You are tasked with building a simple Angular application that demonstrates the different injection contexts. The application should consist of a root module, a component, and a child component. The root module will provide a service, and the challenge is to correctly inject this service into both the root component and the child component, showcasing how the injection context affects the instance of the service received.

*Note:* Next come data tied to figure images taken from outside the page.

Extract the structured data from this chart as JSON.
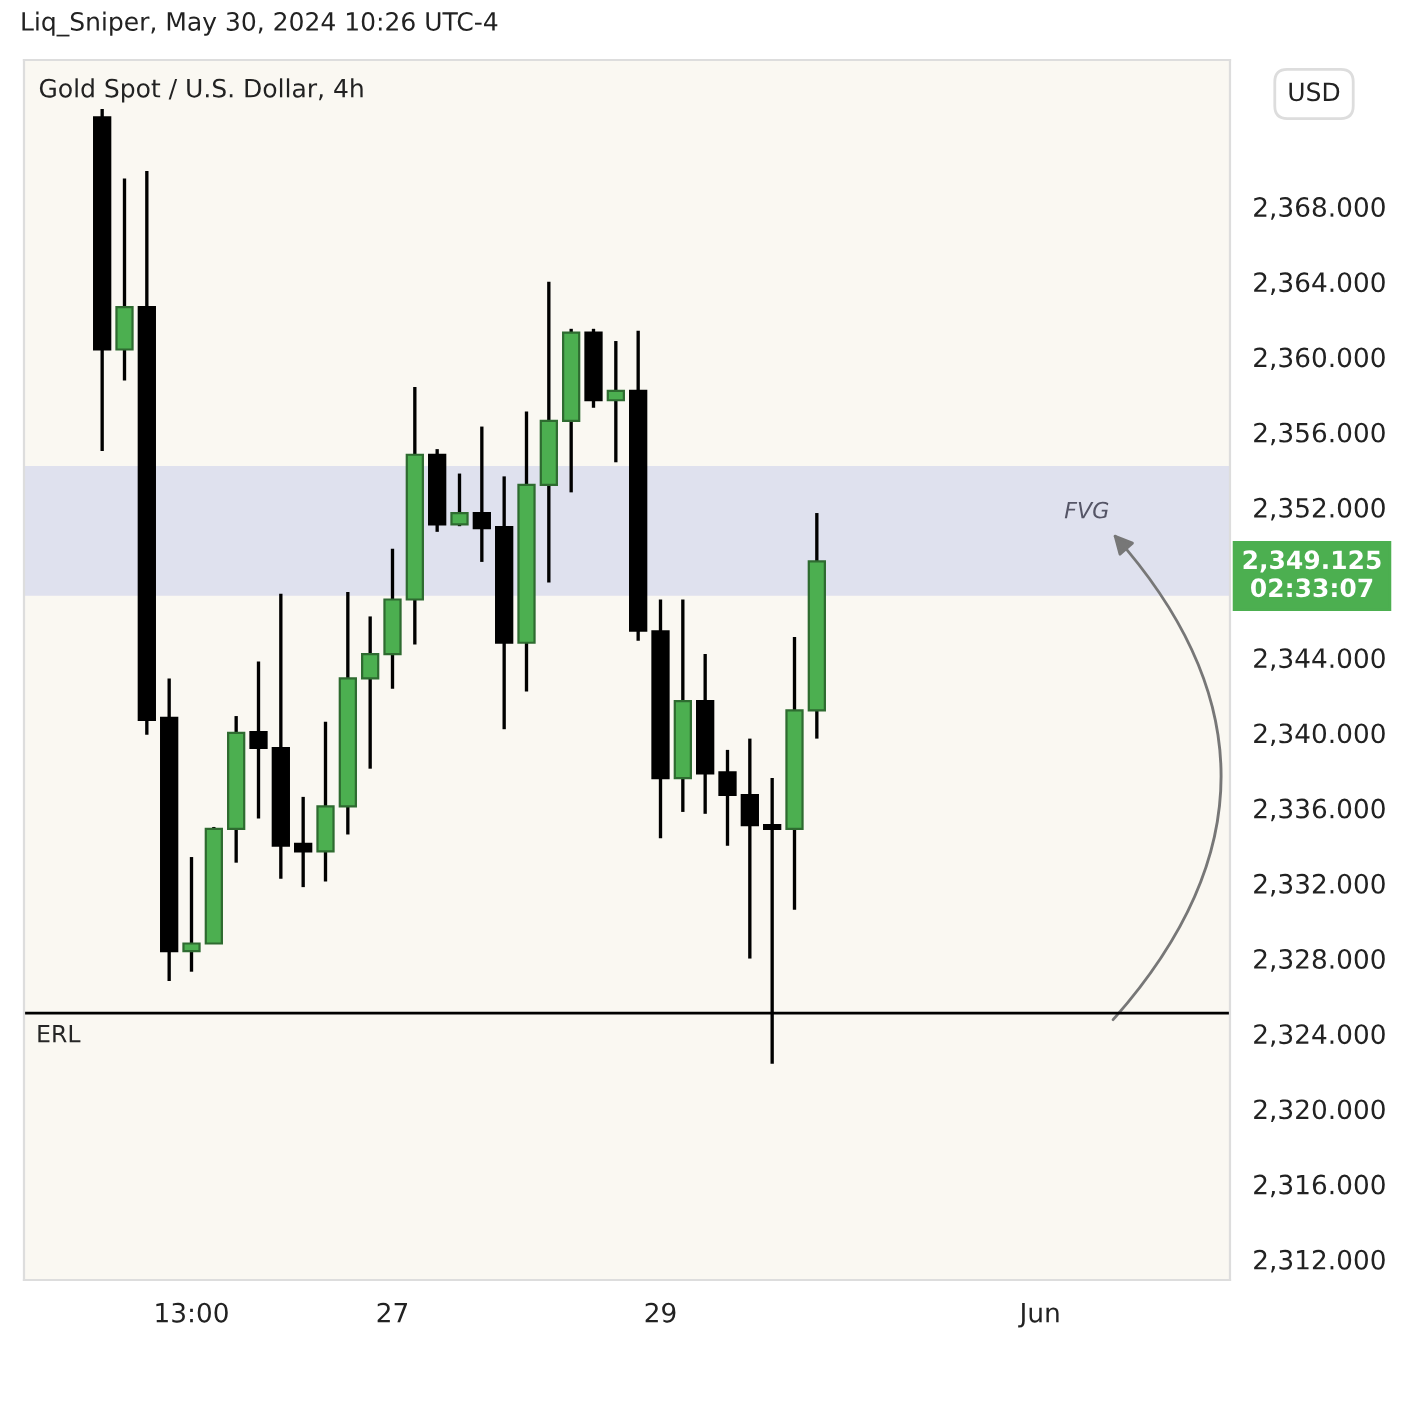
{
  "chart_data": {
    "type": "candlestick",
    "title": "Gold Spot / U.S. Dollar, 4h",
    "categories": [
      null,
      null,
      null,
      null,
      null,
      null,
      null,
      "13:00",
      null,
      null,
      null,
      null,
      null,
      null,
      null,
      null,
      "27",
      null,
      null,
      null,
      null,
      null,
      null,
      null,
      null,
      null,
      null,
      null,
      "29",
      null,
      null,
      null,
      null,
      null,
      null,
      null,
      null,
      null,
      null,
      null,
      null,
      null,
      null,
      null,
      null,
      "Jun",
      null,
      null,
      null,
      null,
      null,
      null,
      null,
      null
    ],
    "ohlc": [
      null,
      null,
      null,
      [
        2372.75,
        2373.2,
        2355.0,
        2360.4
      ],
      [
        2360.4,
        2369.5,
        2358.75,
        2362.65
      ],
      [
        2362.65,
        2369.9,
        2339.9,
        2340.7
      ],
      [
        2340.8,
        2342.9,
        2326.8,
        2328.4
      ],
      [
        2328.4,
        2333.4,
        2327.3,
        2328.8
      ],
      [
        2328.8,
        2335.0,
        2328.8,
        2334.9
      ],
      [
        2334.9,
        2340.9,
        2333.1,
        2340.0
      ],
      [
        2340.05,
        2343.8,
        2335.45,
        2339.2
      ],
      [
        2339.2,
        2347.4,
        2332.25,
        2334.0
      ],
      [
        2334.1,
        2336.6,
        2331.8,
        2333.7
      ],
      [
        2333.7,
        2340.6,
        2332.1,
        2336.1
      ],
      [
        2336.1,
        2347.5,
        2334.6,
        2342.9
      ],
      [
        2342.9,
        2346.2,
        2338.1,
        2344.2
      ],
      [
        2344.2,
        2349.8,
        2342.35,
        2347.1
      ],
      [
        2347.1,
        2358.4,
        2344.7,
        2354.8
      ],
      [
        2354.8,
        2355.1,
        2350.7,
        2351.1
      ],
      [
        2351.1,
        2353.8,
        2351.0,
        2351.7
      ],
      [
        2351.7,
        2356.3,
        2349.1,
        2350.9
      ],
      [
        2350.95,
        2353.65,
        2340.2,
        2344.8
      ],
      [
        2344.8,
        2357.1,
        2342.2,
        2353.2
      ],
      [
        2353.2,
        2364.0,
        2348.0,
        2356.6
      ],
      [
        2356.6,
        2361.5,
        2352.8,
        2361.3
      ],
      [
        2361.3,
        2361.5,
        2357.3,
        2357.7
      ],
      [
        2357.7,
        2360.85,
        2354.4,
        2358.2
      ],
      [
        2358.2,
        2361.4,
        2344.9,
        2345.45
      ],
      [
        2345.4,
        2347.1,
        2334.4,
        2337.6
      ],
      [
        2337.6,
        2347.1,
        2335.8,
        2341.7
      ],
      [
        2341.7,
        2344.2,
        2335.7,
        2337.85
      ],
      [
        2337.9,
        2339.1,
        2334.0,
        2336.7
      ],
      [
        2336.7,
        2339.7,
        2328.0,
        2335.1
      ],
      [
        2335.1,
        2337.6,
        2322.4,
        2334.9
      ],
      [
        2334.9,
        2345.1,
        2330.6,
        2341.2
      ],
      [
        2341.2,
        2351.7,
        2339.7,
        2349.125
      ],
      null,
      null,
      null,
      null,
      null,
      null,
      null,
      null,
      null,
      null,
      null,
      null,
      null,
      null,
      null,
      null,
      null,
      null
    ],
    "ylim": [
      2310.9,
      2375.8
    ],
    "yticks": [
      {
        "value": 2312,
        "label": "2,312.000"
      },
      {
        "value": 2316,
        "label": "2,316.000"
      },
      {
        "value": 2320,
        "label": "2,320.000"
      },
      {
        "value": 2324,
        "label": "2,324.000"
      },
      {
        "value": 2328,
        "label": "2,328.000"
      },
      {
        "value": 2332,
        "label": "2,332.000"
      },
      {
        "value": 2336,
        "label": "2,336.000"
      },
      {
        "value": 2340,
        "label": "2,340.000"
      },
      {
        "value": 2344,
        "label": "2,344.000"
      },
      {
        "value": 2352,
        "label": "2,352.000"
      },
      {
        "value": 2356,
        "label": "2,356.000"
      },
      {
        "value": 2360,
        "label": "2,360.000"
      },
      {
        "value": 2364,
        "label": "2,364.000"
      },
      {
        "value": 2368,
        "label": "2,368.000"
      }
    ],
    "bands": [
      {
        "axis": "y",
        "from": 2347.3,
        "to": 2354.2,
        "label": "FVG",
        "color": "#dfe1ee"
      }
    ],
    "ref_lines": [
      {
        "axis": "y",
        "value": 2325.1,
        "label": "ERL",
        "color": "#000000"
      }
    ],
    "annotations": [
      "Liq_Sniper, May 30, 2024 10:26 UTC-4",
      "2,349.125\n02:33:07",
      "USD"
    ],
    "grid": false
  }
}
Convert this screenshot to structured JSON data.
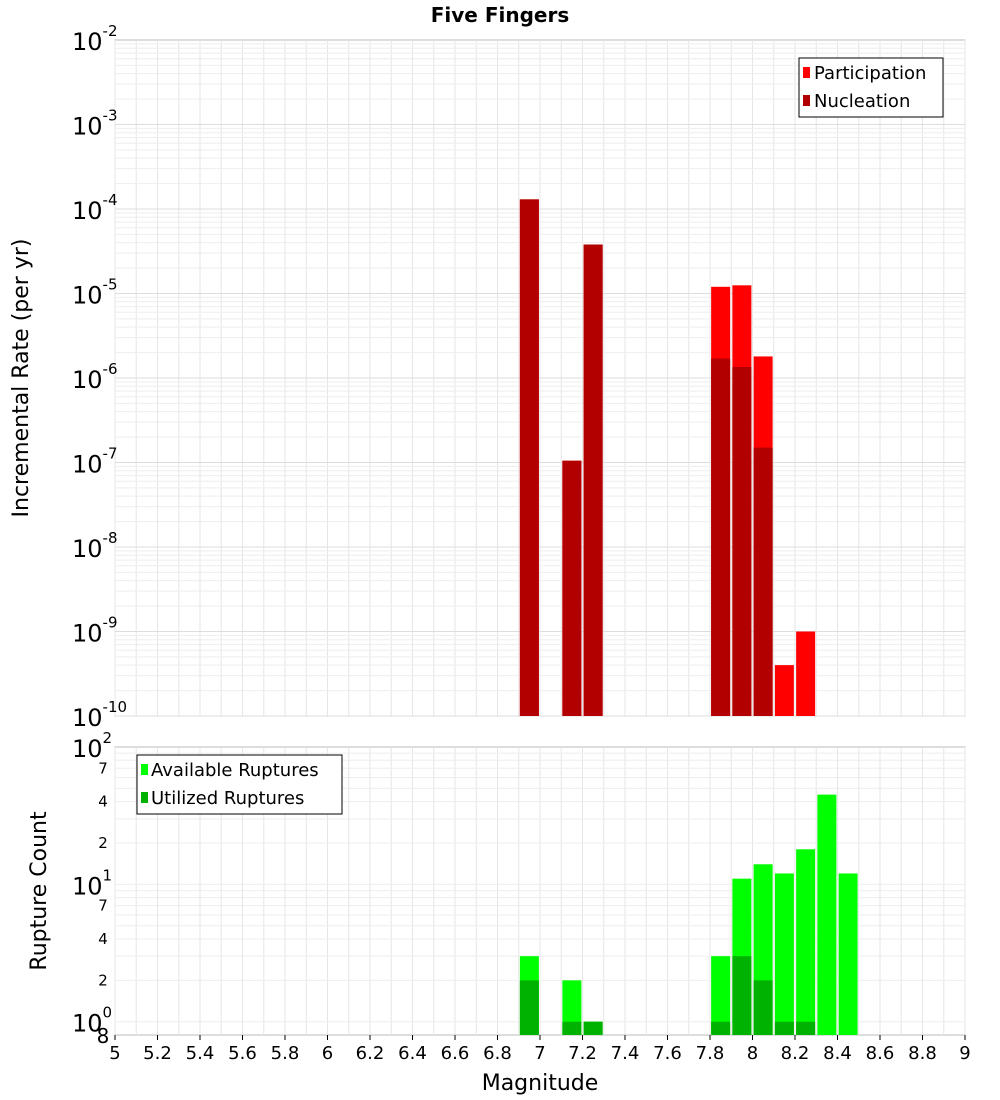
{
  "chart_data": [
    {
      "type": "bar",
      "title": "Five Fingers",
      "ylabel": "Incremental Rate (per yr)",
      "y_scale": "log",
      "ylim_exp": [
        -10,
        -2
      ],
      "xlim": [
        5,
        9
      ],
      "grid": true,
      "legend_position": "top-right",
      "series": [
        {
          "name": "Participation",
          "color": "#ff0000",
          "x": [
            6.95,
            7.15,
            7.25,
            7.85,
            7.95,
            8.05,
            8.15,
            8.25
          ],
          "values": [
            0.00013,
            1.05e-07,
            3.8e-05,
            1.2e-05,
            1.25e-05,
            1.8e-06,
            4e-10,
            1e-09
          ]
        },
        {
          "name": "Nucleation",
          "color": "#b20000",
          "x": [
            6.95,
            7.15,
            7.25,
            7.85,
            7.95,
            8.05
          ],
          "values": [
            0.00013,
            1.05e-07,
            3.8e-05,
            1.7e-06,
            1.35e-06,
            1.5e-07
          ]
        }
      ]
    },
    {
      "type": "bar",
      "xlabel": "Magnitude",
      "ylabel": "Rupture Count",
      "y_scale": "log",
      "ylim": [
        0.8,
        100
      ],
      "xlim": [
        5,
        9
      ],
      "x_ticks": [
        "5",
        "5.2",
        "5.4",
        "5.6",
        "5.8",
        "6",
        "6.2",
        "6.4",
        "6.6",
        "6.8",
        "7",
        "7.2",
        "7.4",
        "7.6",
        "7.8",
        "8",
        "8.2",
        "8.4",
        "8.6",
        "8.8",
        "9"
      ],
      "grid": true,
      "legend_position": "top-left",
      "series": [
        {
          "name": "Available Ruptures",
          "color": "#00ff00",
          "x": [
            6.95,
            7.15,
            7.25,
            7.85,
            7.95,
            8.05,
            8.15,
            8.25,
            8.35,
            8.45
          ],
          "values": [
            3,
            2,
            1,
            3,
            11,
            14,
            12,
            18,
            45,
            12
          ]
        },
        {
          "name": "Utilized Ruptures",
          "color": "#00b200",
          "x": [
            6.95,
            7.15,
            7.25,
            7.85,
            7.95,
            8.05,
            8.15,
            8.25
          ],
          "values": [
            2,
            1,
            1,
            1,
            3,
            2,
            1,
            1
          ]
        }
      ]
    }
  ],
  "top_axis_ticks": [
    {
      "base": "10",
      "exp": "-2"
    },
    {
      "base": "10",
      "exp": "-3"
    },
    {
      "base": "10",
      "exp": "-4"
    },
    {
      "base": "10",
      "exp": "-5"
    },
    {
      "base": "10",
      "exp": "-6"
    },
    {
      "base": "10",
      "exp": "-7"
    },
    {
      "base": "10",
      "exp": "-8"
    },
    {
      "base": "10",
      "exp": "-9"
    },
    {
      "base": "10",
      "exp": "-10"
    }
  ],
  "bottom_axis_ticks": {
    "major": [
      {
        "base": "10",
        "exp": "2"
      },
      {
        "base": "10",
        "exp": "1"
      },
      {
        "base": "10",
        "exp": "0"
      }
    ],
    "minor": [
      {
        "label": "7",
        "value": 70
      },
      {
        "label": "4",
        "value": 40
      },
      {
        "label": "2",
        "value": 20
      },
      {
        "label": "7",
        "value": 7
      },
      {
        "label": "4",
        "value": 4
      },
      {
        "label": "2",
        "value": 2
      },
      {
        "label": "8",
        "value": 0.8
      }
    ]
  }
}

Specifically, you need to:

  1. Create a Root Module (AppModule): This module will provide a service called RootService. RootService should have a method getRootMessage() that returns a string like "Message from RootService".
  2. Create a Root Component (AppComponent): This component should inject RootService and display the message returned by getRootMessage() in its template.
  3. Create a Child Component (ChildComponent): This component should also inject RootService. It should display a different message, indicating that it has received the service. The message should be "Message from ChildComponent using RootService".
  4. Inject RootService into AppComponent: Ensure that AppComponent receives an instance of RootService provided by AppModule.
  5. Inject RootService into ChildComponent: Ensure that ChildComponent receives an instance of RootService provided by AppModule. This demonstrates the Hierarchical injection context.
  6. Verify Instance: Both components should use the same instance of RootService. You can verify this by adding a counter property to RootService that increments each time a method is called. Both components calling their respective methods should increment the same counter.

Expected Behavior:

  • The AppComponent template should display "Message from RootService".
  • The ChildComponent template should display "Message from ChildComponent using RootService".
  • The counter in RootService should increment by 2 (1 from AppComponent and 1 from ChildComponent).

Examples

Example 1:

Input: AppModule provides RootService; AppComponent and ChildComponent inject RootService.
Output: AppComponent displays "Message from RootService"; ChildComponent displays "Message from ChildComponent using RootService"; RootService.callCount is 2.
Explanation: Both components receive the same instance of RootService provided by AppModule, demonstrating hierarchical injection.

Example 2:

Input: AppModule provides RootService; AppComponent injects RootService; ChildComponent attempts to provide its own RootService.
Output: AppComponent displays "Message from RootService"; ChildComponent displays "Message from ChildComponent using RootService"; RootService.callCount is 2.
Explanation: ChildComponent's attempt to provide its own RootService is ignored because AppModule already provides it in the hierarchy.

Constraints

  • The application must be a functional Angular application.
  • Use TypeScript for all code.
  • The solution should be concise and well-structured, adhering to Angular best practices.
  • The counter in RootService should be a private property.
  • The application should not use any external libraries beyond Angular itself.
  • The solution should be testable (although writing tests is not explicitly required for this challenge).

Notes

  • Consider the different injection contexts (Hierarchical, Component, and Module) and how they affect the instance of the service received.
  • Pay close attention to where you are providing the service and where you are injecting it.
  • The key to this challenge is understanding that components within the same hierarchy inherit the injection context of their parent modules.
  • Think about how Angular resolves dependencies when multiple providers exist. In this case, the provider higher up in the hierarchy takes precedence.
  • Use the providedIn: 'root' option in your service to make it available throughout the application.